An ongoing research is to develop a model to isolate the changes that are potential root causes. As a first step, we use heuristic rules such as ranking based on time between code change and production issue. There is an opportunity to adopt more signals such as team, author, and code content to further reduce false positives and missing cases compared with the simple heuristic. A machine learning–based ranking model can effectively leverage such inputs. The limited amount of labeled data is a roadblock to automatically learning such rules. A possible solution is to explore a human-in-the-loop framework that iteratively collects subject-matter-expert feedback and adaptively updates the ranking model (see Figure 4).

Figure 4. A human-in-the-loop framework for blaming bad code changes.

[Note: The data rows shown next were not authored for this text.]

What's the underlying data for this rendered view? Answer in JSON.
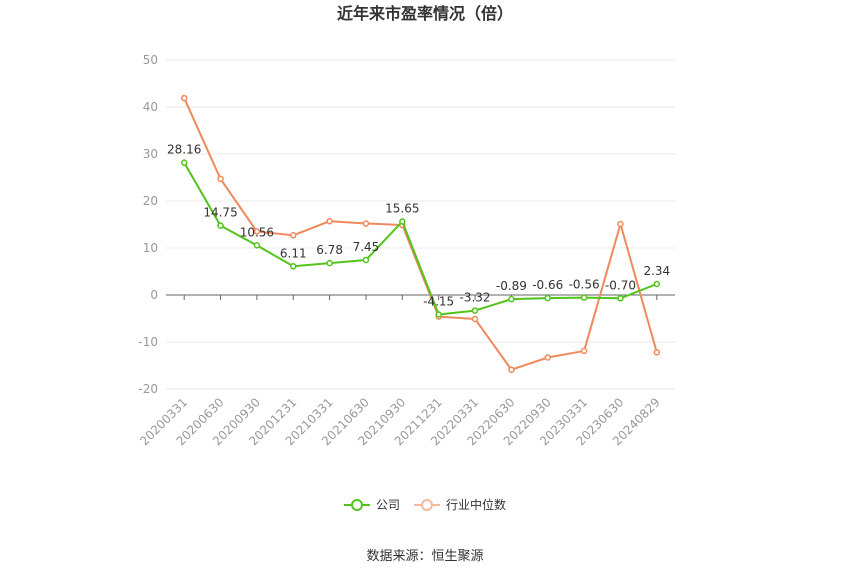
{
  "chart_data": {
    "type": "line",
    "title": "近年来市盈率情况（倍）",
    "categories": [
      "20200331",
      "20200630",
      "20200930",
      "20201231",
      "20210331",
      "20210630",
      "20210930",
      "20211231",
      "20220331",
      "20220630",
      "20220930",
      "20230331",
      "20230630",
      "20240829"
    ],
    "ylim": [
      -20,
      50
    ],
    "yticks": [
      50,
      40,
      30,
      20,
      10,
      0,
      -10,
      -20
    ],
    "grid": true,
    "legend_position": "bottom",
    "series": [
      {
        "name": "公司",
        "color": "#52c41a",
        "values": [
          28.16,
          14.75,
          10.56,
          6.11,
          6.78,
          7.45,
          15.65,
          -4.15,
          -3.32,
          -0.89,
          -0.66,
          -0.56,
          -0.7,
          2.34
        ],
        "labels": [
          "28.16",
          "14.75",
          "10.56",
          "6.11",
          "6.78",
          "7.45",
          "15.65",
          "-4.15",
          "-3.32",
          "-0.89",
          "-0.66",
          "-0.56",
          "-0.70",
          "2.34"
        ]
      },
      {
        "name": "行业中位数",
        "color": "#f0895c",
        "values": [
          41.9,
          24.7,
          13.5,
          12.7,
          15.7,
          15.2,
          14.9,
          -4.6,
          -5.1,
          -15.9,
          -13.3,
          -11.9,
          15.1,
          -12.2
        ]
      }
    ]
  },
  "legend": {
    "company": "公司",
    "industry": "行业中位数"
  },
  "source_text": "数据来源：恒生聚源"
}
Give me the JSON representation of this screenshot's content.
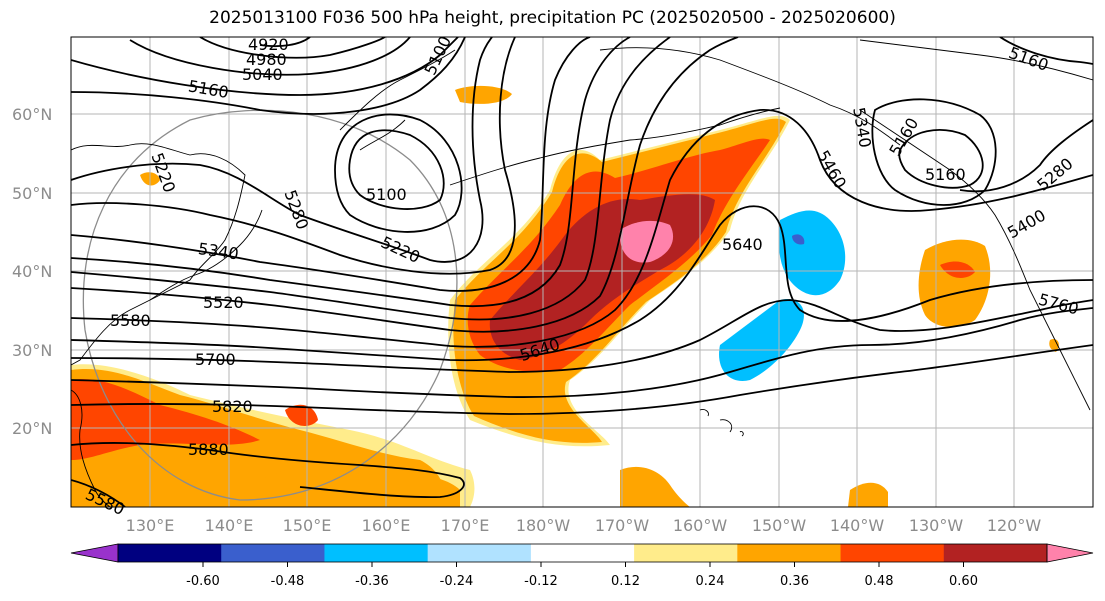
{
  "title": "2025013100 F036 500 hPa height, precipitation PC (2025020500 - 2025020600)",
  "lat_labels": [
    "60°N",
    "50°N",
    "40°N",
    "30°N",
    "20°N"
  ],
  "lon_labels": [
    "130°E",
    "140°E",
    "150°E",
    "160°E",
    "170°E",
    "180°W",
    "170°W",
    "160°W",
    "150°W",
    "140°W",
    "130°W",
    "120°W"
  ],
  "contour_labels": [
    "4920",
    "4980",
    "5040",
    "5100",
    "5160",
    "5160",
    "5220",
    "5220",
    "5280",
    "5280",
    "5340",
    "5340",
    "5400",
    "5460",
    "5520",
    "5580",
    "5640",
    "5640",
    "5700",
    "5760",
    "5820",
    "5880",
    "5100",
    "5160",
    "5160",
    "5580"
  ],
  "colorbar": {
    "labels": [
      "-0.60",
      "-0.48",
      "-0.36",
      "-0.24",
      "-0.12",
      "0.12",
      "0.24",
      "0.36",
      "0.48",
      "0.60"
    ],
    "colors": [
      "#9932cc",
      "#000080",
      "#3a5fcd",
      "#00bfff",
      "#b0e2ff",
      "#ffffff",
      "#ffec8b",
      "#ffa500",
      "#ff4500",
      "#b22222",
      "#ff82ab"
    ]
  },
  "colors": {
    "shade_yellow": "#ffec8b",
    "shade_orange": "#ffa500",
    "shade_redorange": "#ff4500",
    "shade_darkred": "#b22222",
    "shade_pink": "#ff82ab",
    "shade_cyan": "#00bfff",
    "shade_blue": "#3a5fcd"
  }
}
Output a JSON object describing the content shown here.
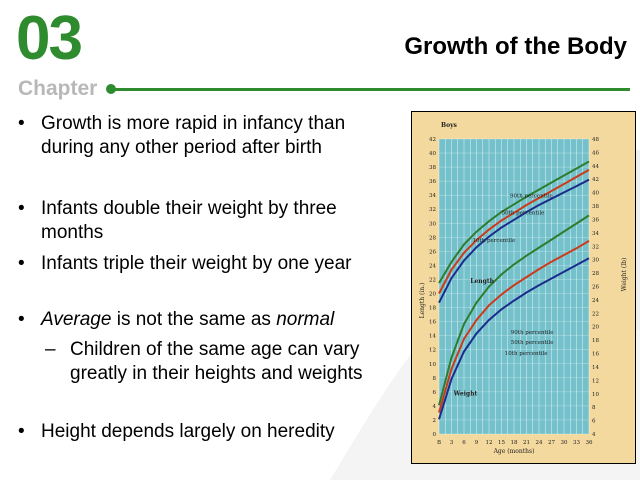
{
  "header": {
    "chapter_number": "03",
    "chapter_label": "Chapter",
    "title": "Growth of the Body",
    "accent_color": "#2e8b2e"
  },
  "bullets": [
    {
      "level": 1,
      "text": "Growth is more rapid in infancy than during any other period after birth"
    },
    {
      "level": 1,
      "text": "Infants double their weight by three months"
    },
    {
      "level": 1,
      "text": "Infants triple their weight by one year"
    },
    {
      "level": 1,
      "text_italic_1": "Average",
      "text_mid": " is not the same as ",
      "text_italic_2": "normal"
    },
    {
      "level": 2,
      "text": "Children of the same age can vary greatly in their heights and weights"
    },
    {
      "level": 1,
      "text": "Height depends largely on heredity"
    }
  ],
  "bullet_marks": {
    "level1": "•",
    "level2": "–"
  },
  "chart_data": {
    "type": "line",
    "title": "Boys",
    "xlabel": "Age (months)",
    "ylabel_left": "Length (in.)",
    "ylabel_right": "Weight (lb)",
    "x_ticks": [
      "B",
      "3",
      "6",
      "9",
      "12",
      "15",
      "18",
      "21",
      "24",
      "27",
      "30",
      "33",
      "36"
    ],
    "left_ticks": [
      "0",
      "2",
      "4",
      "6",
      "8",
      "10",
      "12",
      "14",
      "16",
      "18",
      "20",
      "22",
      "24",
      "26",
      "28",
      "30",
      "32",
      "34",
      "36",
      "38",
      "40",
      "42"
    ],
    "right_ticks": [
      "4",
      "6",
      "8",
      "10",
      "12",
      "14",
      "16",
      "18",
      "20",
      "22",
      "24",
      "26",
      "28",
      "30",
      "32",
      "34",
      "36",
      "38",
      "40",
      "42",
      "44",
      "46",
      "48"
    ],
    "group_labels": {
      "length": "Length",
      "weight": "Weight"
    },
    "xlim": [
      0,
      36
    ],
    "left_ylim": [
      0,
      42
    ],
    "right_ylim": [
      4,
      48
    ],
    "series": [
      {
        "name": "90th percentile",
        "group": "length",
        "color": "#2e7d2e",
        "x": [
          0,
          3,
          6,
          9,
          12,
          15,
          18,
          21,
          24,
          27,
          30,
          33,
          36
        ],
        "y": [
          21.5,
          24.5,
          27,
          28.8,
          30.3,
          31.6,
          32.7,
          33.8,
          34.8,
          35.8,
          36.8,
          37.8,
          38.8
        ]
      },
      {
        "name": "50th percentile",
        "group": "length",
        "color": "#cc3a1c",
        "x": [
          0,
          3,
          6,
          9,
          12,
          15,
          18,
          21,
          24,
          27,
          30,
          33,
          36
        ],
        "y": [
          20,
          23.4,
          25.8,
          27.6,
          29.1,
          30.4,
          31.5,
          32.6,
          33.6,
          34.6,
          35.6,
          36.6,
          37.6
        ]
      },
      {
        "name": "10th percentile",
        "group": "length",
        "color": "#1c2c8c",
        "x": [
          0,
          3,
          6,
          9,
          12,
          15,
          18,
          21,
          24,
          27,
          30,
          33,
          36
        ],
        "y": [
          18.7,
          22.2,
          24.7,
          26.6,
          28.1,
          29.4,
          30.5,
          31.6,
          32.6,
          33.5,
          34.4,
          35.3,
          36.2
        ]
      },
      {
        "name": "90th percentile",
        "group": "weight",
        "color": "#2e7d2e",
        "x": [
          0,
          3,
          6,
          9,
          12,
          15,
          18,
          21,
          24,
          27,
          30,
          33,
          36
        ],
        "y": [
          8.3,
          15.4,
          20.4,
          23.6,
          26,
          27.8,
          29.3,
          30.6,
          31.8,
          33,
          34.2,
          35.4,
          36.6
        ]
      },
      {
        "name": "50th percentile",
        "group": "weight",
        "color": "#cc3a1c",
        "x": [
          0,
          3,
          6,
          9,
          12,
          15,
          18,
          21,
          24,
          27,
          30,
          33,
          36
        ],
        "y": [
          7.2,
          13.7,
          18.2,
          21,
          23.2,
          24.8,
          26.2,
          27.4,
          28.6,
          29.7,
          30.7,
          31.7,
          32.8
        ]
      },
      {
        "name": "10th percentile",
        "group": "weight",
        "color": "#1c2c8c",
        "x": [
          0,
          3,
          6,
          9,
          12,
          15,
          18,
          21,
          24,
          27,
          30,
          33,
          36
        ],
        "y": [
          6.2,
          12.2,
          16.3,
          19,
          21,
          22.6,
          23.9,
          25.1,
          26.2,
          27.2,
          28.2,
          29.2,
          30.2
        ]
      }
    ],
    "plot_color": "#74c1cc",
    "background_color": "#f4d99e",
    "grid": true
  }
}
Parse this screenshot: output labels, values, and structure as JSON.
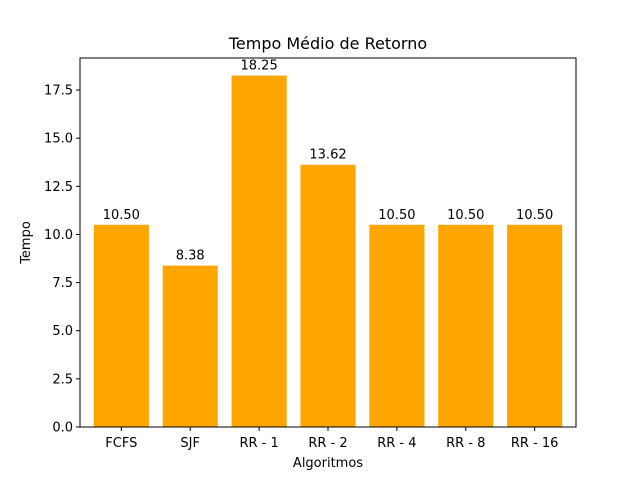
{
  "chart_data": {
    "type": "bar",
    "title": "Tempo Médio de Retorno",
    "xlabel": "Algoritmos",
    "ylabel": "Tempo",
    "categories": [
      "FCFS",
      "SJF",
      "RR - 1",
      "RR - 2",
      "RR - 4",
      "RR - 8",
      "RR - 16"
    ],
    "values": [
      10.5,
      8.38,
      18.25,
      13.62,
      10.5,
      10.5,
      10.5
    ],
    "data_labels": [
      "10.50",
      "8.38",
      "18.25",
      "13.62",
      "10.50",
      "10.50",
      "10.50"
    ],
    "yticks": [
      "0.0",
      "2.5",
      "5.0",
      "7.5",
      "10.0",
      "12.5",
      "15.0",
      "17.5"
    ],
    "ytick_values": [
      0,
      2.5,
      5,
      7.5,
      10,
      12.5,
      15,
      17.5
    ],
    "ylim": [
      0,
      19.1625
    ],
    "grid": false,
    "bar_color": "#ffa500"
  }
}
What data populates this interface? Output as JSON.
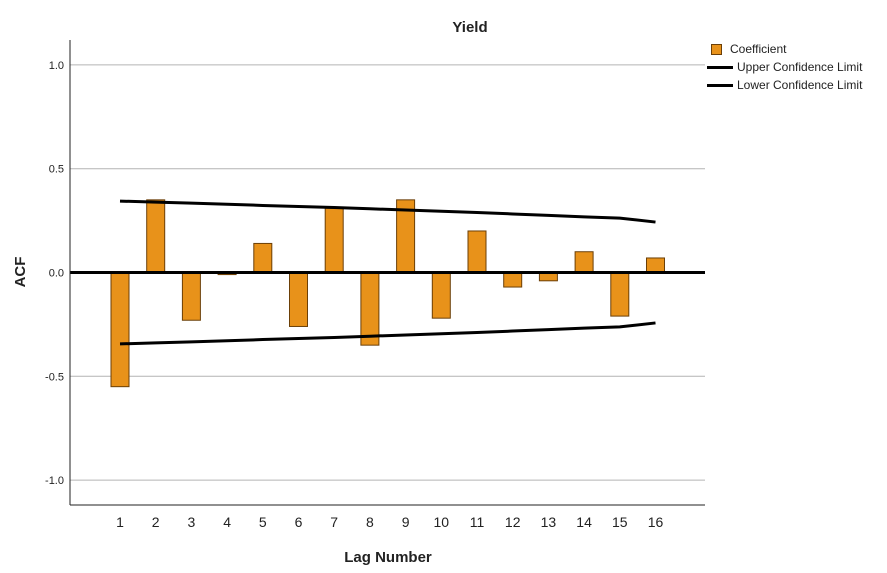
{
  "chart_data": {
    "type": "bar",
    "title": "Yield",
    "xlabel": "Lag Number",
    "ylabel": "ACF",
    "categories": [
      "1",
      "2",
      "3",
      "4",
      "5",
      "6",
      "7",
      "8",
      "9",
      "10",
      "11",
      "12",
      "13",
      "14",
      "15",
      "16"
    ],
    "series": [
      {
        "name": "Coefficient",
        "values": [
          -0.55,
          0.35,
          -0.23,
          -0.01,
          0.14,
          -0.26,
          0.31,
          -0.35,
          0.35,
          -0.22,
          0.2,
          -0.07,
          -0.04,
          0.1,
          -0.21,
          0.07
        ]
      },
      {
        "name": "Upper Confidence Limit",
        "values": [
          0.344,
          0.339,
          0.334,
          0.329,
          0.323,
          0.318,
          0.313,
          0.307,
          0.301,
          0.295,
          0.289,
          0.282,
          0.275,
          0.268,
          0.262,
          0.243
        ]
      },
      {
        "name": "Lower Confidence Limit",
        "values": [
          -0.344,
          -0.339,
          -0.334,
          -0.329,
          -0.323,
          -0.318,
          -0.313,
          -0.307,
          -0.301,
          -0.295,
          -0.289,
          -0.282,
          -0.275,
          -0.268,
          -0.262,
          -0.243
        ]
      }
    ],
    "yticks": [
      "1.0",
      "0.5",
      "0.0",
      "-0.5",
      "-1.0"
    ],
    "ytick_values": [
      1.0,
      0.5,
      0.0,
      -0.5,
      -1.0
    ],
    "ylim": [
      -1.12,
      1.12
    ],
    "grid": true,
    "legend_position": "top-right",
    "colors": {
      "bar": "#e8921a",
      "bar_edge": "#6b3f07",
      "line": "#000000",
      "grid": "#b4b4b4"
    }
  }
}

At Facebook scale, there are numerous code/configuration/experimentation changes per day. Simply trying to rank order all of them cannot work. The ranking algorithm needs “prior” knowledge about the systems so as to narrow down the pool of suspect root-causing changes. For example, all the back-end services can be represented as a graph with edges representing how likely the degradation of one node can cause production issues of its neighbors. One example algorithm to build such a graph is to apply a deep neural network framework that represents the dynamic dependencies among a large number time series. Another possible direction is to apply causal graph inference models to discover the degree of dependencies among vertices. With the help of such prior knowledge, the isolation of bad changes can be achieved more effectively.

Why it matters:

Operating an efficient and reliable infrastructure is important to the success of Facebook products. While production issues would inevitably happen, quickly identifying root causes using data can expedite remediation and minimize the damage of such events. The proposed framework of algorithms will enable automated diagnosis using a mix of structured data (e.g., telemetry) and unstructured data (e.g., traces, code change events). The methodologies are developed in such a way that they can be generically applicable across different types of infrastructure systems. The algorithms, written as a Python library, can also be useful to the data science and software engineering community externally. Root cause analysis is an emerging space in data science that is at the intersection of existing areas such as data mining, supervised learning, and time series analysis.